Monitoring
Web Interface
The web interface of Stretchy Orchestrator provides an overview of the application’s health (System settings ➤ System health):
- Nodes
-
Lists all nodes, whether they are enabled and online, and their current usage according to the Orchestrator’s internal database.
- Stuck Machines
-
Machines that cannot complete a required step in the machine lifecycle and might need human intervention to advance.
- Waiting Machines
-
Lists machines that are waiting for a node with the necessary resources to run.
See Troubleshooting for advice on how to fix problems.
| The usage reported by Stretchy Orchestrator does not necessarily match the reality on a node. The reason is that resources are considered occupied as long as a machine is assigned to a node. |
Endpoints
Stretchy Orchestrator provides a number of endpoints that let you monitor it with common monitoring software like Nagios. All endpoints are available over HTTP and Java Management Extensions (JMX).
The following Stretchy-specific endpoints are available:
| ID | Description |
|---|---|
machines |
Returns all machines that are stuck or waiting. |
nodes |
Lists all nodes, their current state, and usage. |
All HTTP endpoints are mapped to /actuator/<id>. For example, the list of nodes can be accessed at /actuator/nodes.
By default, all endpoints are disabled. To enable them, add their ID to the configuration property management.endpoints.web.exposure.include (for HTTP) or management.endpoints.jmx.exposure.include (JMX), respectively. Both properties take a comma separated list.
For example, to only expose the endpoints for machines and nodes over HTTP, add the property in Example 1 to your application.properties.
management.endpoints.web.exposure.include=machines,nodes
In the case of JMX, it is necessary to enable JMX itself with spring.jmx.enabled=true, too, as can be seen in Example 2.
spring.jmx.enabled=true
management.endpoints.jmx.exposure.include=machines,nodes
| Stretchy Orchestrator is based on Spring Boot, which features a number of built-in endpoints that you can enable to monitor additional aspects of Stretchy Orchestrator. Its documentation shows more complex setups, too. |
Metrics
| Metrics are a very experimental feature. Stretchy Orchestrator exposes few Stretchy-specific metrics and supports even fewer monitoring systems out of the box. We are looking for feedback on how to evolve the feature. |
While the monitoring endpoints expose structured data, metrics provide individual values like counters or gauges, for example, the number of operational nodes or running machines.

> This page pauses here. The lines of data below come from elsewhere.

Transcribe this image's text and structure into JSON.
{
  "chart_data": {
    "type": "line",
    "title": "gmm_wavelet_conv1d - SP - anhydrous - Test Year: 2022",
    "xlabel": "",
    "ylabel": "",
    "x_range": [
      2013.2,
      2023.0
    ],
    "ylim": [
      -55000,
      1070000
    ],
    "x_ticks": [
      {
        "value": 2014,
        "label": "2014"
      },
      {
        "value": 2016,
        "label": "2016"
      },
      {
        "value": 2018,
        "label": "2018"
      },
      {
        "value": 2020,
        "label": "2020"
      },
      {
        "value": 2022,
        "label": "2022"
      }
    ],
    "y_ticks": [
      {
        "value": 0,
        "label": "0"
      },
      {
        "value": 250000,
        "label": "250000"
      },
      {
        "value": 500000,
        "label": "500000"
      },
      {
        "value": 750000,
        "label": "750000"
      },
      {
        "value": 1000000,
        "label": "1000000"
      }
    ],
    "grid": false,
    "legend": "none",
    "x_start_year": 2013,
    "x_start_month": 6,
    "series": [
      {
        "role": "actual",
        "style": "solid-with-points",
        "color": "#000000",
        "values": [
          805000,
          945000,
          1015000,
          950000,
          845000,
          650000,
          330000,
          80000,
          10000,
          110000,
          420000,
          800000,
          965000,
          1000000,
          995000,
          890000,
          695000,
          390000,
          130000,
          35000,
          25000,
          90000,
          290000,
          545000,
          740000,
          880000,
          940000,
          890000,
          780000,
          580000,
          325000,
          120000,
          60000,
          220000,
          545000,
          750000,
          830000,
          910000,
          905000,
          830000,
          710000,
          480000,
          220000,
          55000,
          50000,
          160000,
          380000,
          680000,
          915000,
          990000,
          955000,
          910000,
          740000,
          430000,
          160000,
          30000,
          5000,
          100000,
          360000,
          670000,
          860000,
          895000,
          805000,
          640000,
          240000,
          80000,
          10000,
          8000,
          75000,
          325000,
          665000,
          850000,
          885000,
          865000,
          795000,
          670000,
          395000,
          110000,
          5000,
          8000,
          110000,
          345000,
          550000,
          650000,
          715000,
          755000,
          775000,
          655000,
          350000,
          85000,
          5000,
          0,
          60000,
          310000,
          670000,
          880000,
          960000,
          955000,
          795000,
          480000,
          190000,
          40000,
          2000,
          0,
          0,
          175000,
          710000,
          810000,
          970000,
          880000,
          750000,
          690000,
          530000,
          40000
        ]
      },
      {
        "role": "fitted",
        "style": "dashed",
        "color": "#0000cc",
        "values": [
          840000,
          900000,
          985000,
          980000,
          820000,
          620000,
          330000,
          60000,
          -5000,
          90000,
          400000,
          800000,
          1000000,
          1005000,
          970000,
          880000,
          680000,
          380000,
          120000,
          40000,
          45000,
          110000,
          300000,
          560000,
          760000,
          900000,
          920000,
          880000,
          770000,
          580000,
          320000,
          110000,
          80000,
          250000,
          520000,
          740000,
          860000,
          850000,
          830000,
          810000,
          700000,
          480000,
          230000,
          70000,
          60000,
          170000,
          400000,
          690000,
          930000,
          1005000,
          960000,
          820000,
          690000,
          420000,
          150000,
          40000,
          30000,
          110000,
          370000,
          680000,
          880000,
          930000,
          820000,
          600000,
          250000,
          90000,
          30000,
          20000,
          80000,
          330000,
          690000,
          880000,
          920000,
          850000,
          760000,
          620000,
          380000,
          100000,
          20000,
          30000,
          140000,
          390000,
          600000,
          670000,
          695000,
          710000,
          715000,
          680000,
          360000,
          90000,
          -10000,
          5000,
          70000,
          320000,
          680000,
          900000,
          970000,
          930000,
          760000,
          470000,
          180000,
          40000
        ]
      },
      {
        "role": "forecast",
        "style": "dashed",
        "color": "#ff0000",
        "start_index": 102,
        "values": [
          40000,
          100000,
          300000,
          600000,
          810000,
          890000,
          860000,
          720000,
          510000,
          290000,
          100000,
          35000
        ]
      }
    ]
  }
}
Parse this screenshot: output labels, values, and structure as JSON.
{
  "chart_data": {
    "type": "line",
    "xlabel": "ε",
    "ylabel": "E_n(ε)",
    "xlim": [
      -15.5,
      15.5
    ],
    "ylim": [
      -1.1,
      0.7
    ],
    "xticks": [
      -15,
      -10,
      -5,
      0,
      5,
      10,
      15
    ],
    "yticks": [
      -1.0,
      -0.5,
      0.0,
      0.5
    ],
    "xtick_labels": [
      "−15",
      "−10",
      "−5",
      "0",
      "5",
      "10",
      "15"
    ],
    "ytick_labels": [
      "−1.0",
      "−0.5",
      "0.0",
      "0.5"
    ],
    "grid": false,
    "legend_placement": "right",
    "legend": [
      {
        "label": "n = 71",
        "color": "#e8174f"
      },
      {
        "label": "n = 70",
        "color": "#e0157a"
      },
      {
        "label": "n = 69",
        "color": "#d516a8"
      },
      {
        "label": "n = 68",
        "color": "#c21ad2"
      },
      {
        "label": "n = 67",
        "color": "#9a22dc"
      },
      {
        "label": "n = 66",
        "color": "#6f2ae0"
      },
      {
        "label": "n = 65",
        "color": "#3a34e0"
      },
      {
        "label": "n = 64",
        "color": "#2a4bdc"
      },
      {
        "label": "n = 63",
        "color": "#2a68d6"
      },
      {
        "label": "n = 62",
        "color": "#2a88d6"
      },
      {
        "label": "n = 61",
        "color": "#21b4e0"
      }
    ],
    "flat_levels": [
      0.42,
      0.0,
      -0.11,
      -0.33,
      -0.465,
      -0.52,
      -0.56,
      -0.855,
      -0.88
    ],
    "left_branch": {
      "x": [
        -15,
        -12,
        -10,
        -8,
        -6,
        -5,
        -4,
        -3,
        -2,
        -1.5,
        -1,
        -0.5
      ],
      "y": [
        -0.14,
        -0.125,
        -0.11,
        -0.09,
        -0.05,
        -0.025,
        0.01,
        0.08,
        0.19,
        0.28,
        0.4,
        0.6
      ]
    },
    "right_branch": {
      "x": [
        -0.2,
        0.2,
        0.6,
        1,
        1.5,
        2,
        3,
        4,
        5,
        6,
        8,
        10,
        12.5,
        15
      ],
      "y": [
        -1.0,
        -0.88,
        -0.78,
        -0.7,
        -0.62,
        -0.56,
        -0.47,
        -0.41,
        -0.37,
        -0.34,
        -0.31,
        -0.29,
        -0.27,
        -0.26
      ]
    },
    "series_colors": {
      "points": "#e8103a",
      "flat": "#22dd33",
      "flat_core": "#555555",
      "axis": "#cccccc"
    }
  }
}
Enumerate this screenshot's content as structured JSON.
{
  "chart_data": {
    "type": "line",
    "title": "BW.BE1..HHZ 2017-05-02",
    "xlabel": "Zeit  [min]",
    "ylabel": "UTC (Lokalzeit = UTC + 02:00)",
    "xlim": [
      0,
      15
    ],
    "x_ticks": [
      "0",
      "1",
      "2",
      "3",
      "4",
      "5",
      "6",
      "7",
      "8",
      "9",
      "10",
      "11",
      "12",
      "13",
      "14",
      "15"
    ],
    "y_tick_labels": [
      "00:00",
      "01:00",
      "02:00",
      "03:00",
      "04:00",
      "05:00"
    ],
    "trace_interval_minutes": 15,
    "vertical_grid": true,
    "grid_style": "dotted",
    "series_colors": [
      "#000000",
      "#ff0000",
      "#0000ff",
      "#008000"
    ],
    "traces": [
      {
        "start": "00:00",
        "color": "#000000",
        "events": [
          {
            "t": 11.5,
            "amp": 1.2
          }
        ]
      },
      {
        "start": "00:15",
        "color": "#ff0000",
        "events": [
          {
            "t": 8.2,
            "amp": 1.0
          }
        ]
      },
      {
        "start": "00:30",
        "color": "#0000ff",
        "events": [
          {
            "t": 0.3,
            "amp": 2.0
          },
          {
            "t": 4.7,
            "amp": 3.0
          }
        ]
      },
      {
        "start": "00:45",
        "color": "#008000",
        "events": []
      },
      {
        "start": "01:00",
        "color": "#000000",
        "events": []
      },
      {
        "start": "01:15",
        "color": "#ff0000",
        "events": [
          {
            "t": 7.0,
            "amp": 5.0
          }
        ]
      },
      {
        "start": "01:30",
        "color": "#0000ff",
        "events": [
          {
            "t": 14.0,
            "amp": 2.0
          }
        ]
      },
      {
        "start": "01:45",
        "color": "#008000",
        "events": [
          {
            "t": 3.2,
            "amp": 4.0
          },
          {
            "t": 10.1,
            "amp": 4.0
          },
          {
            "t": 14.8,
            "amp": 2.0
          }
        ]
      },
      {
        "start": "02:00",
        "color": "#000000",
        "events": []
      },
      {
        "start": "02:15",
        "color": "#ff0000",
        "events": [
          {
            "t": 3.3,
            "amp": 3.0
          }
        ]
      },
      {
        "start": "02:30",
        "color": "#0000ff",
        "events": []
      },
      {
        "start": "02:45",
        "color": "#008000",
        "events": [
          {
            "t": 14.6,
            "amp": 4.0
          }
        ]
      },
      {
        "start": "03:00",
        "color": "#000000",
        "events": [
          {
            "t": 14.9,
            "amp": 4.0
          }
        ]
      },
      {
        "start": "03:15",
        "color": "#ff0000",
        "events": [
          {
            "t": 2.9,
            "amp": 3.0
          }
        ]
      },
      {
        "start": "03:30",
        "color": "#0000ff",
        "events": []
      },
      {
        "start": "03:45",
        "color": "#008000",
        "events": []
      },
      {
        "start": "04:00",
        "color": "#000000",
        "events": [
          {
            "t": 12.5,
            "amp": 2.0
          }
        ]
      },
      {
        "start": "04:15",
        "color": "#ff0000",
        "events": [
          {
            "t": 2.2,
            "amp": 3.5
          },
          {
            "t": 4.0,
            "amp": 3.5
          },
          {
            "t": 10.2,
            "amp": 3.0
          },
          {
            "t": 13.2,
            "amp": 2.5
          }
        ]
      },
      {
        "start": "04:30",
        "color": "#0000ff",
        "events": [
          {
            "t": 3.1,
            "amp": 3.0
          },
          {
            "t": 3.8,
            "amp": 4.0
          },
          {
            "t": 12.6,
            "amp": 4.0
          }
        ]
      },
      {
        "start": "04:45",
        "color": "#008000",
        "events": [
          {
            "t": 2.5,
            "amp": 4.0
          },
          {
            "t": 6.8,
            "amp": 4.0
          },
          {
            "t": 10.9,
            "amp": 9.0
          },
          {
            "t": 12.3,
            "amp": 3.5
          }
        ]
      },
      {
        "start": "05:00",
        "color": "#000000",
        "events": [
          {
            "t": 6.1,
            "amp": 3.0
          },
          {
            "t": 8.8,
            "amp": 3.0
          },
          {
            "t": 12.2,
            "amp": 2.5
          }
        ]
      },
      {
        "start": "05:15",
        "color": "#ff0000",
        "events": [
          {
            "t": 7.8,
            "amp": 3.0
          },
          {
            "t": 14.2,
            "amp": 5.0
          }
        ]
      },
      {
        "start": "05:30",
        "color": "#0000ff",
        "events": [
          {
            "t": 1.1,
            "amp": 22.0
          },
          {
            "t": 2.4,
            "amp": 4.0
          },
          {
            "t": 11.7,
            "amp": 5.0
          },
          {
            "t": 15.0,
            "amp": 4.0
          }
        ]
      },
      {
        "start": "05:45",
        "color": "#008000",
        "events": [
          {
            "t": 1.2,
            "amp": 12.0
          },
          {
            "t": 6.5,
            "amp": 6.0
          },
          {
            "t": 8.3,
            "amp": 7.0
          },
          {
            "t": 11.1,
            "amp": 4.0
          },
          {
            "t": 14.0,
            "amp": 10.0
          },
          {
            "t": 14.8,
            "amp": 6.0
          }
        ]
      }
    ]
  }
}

Metrics are collected and published with the help of Micrometer and Spring Boot. That means that besides Stretchy-specific metrics, a large number of application-agnostic meters is available, too. Refer to the Spring Boot documentation for more information on the available application-agnostic metrics.
Available Metrics
- Nodes
-
Metrics like the number of operational nodes are published under the
stretchy.nodesmeter name.
Supported Monitoring Systems
Generic
By enabling the metrics endpoint as shown in Example 3, a list of all meter names is published at /actuator/metrics. You can drill down to view information about a particular meter by providing its name as a selector, for example, /actuator/metrics/stretchy.nodes.operational.
management.endpoints.web.exposure.include=metrics
Prometheus
To expose metrics in a format that can be scraped by Prometheus, enable the Prometheus endpoint as shown in Example 4. The metrics are then available at /actuator/prometheus.
management.endpoints.web.exposure.include=prometheus
Security
The monitoring-related parts of the web interface and HTTP endpoints are only accessible to authenticated users with the roles ADMIN and MONITOR.
Access to JMX endpoints is regulated by the JVM, not Stretchy Orchestrator. See Oracle’s documentation on Monitoring and Management Using JMX for how to configure it.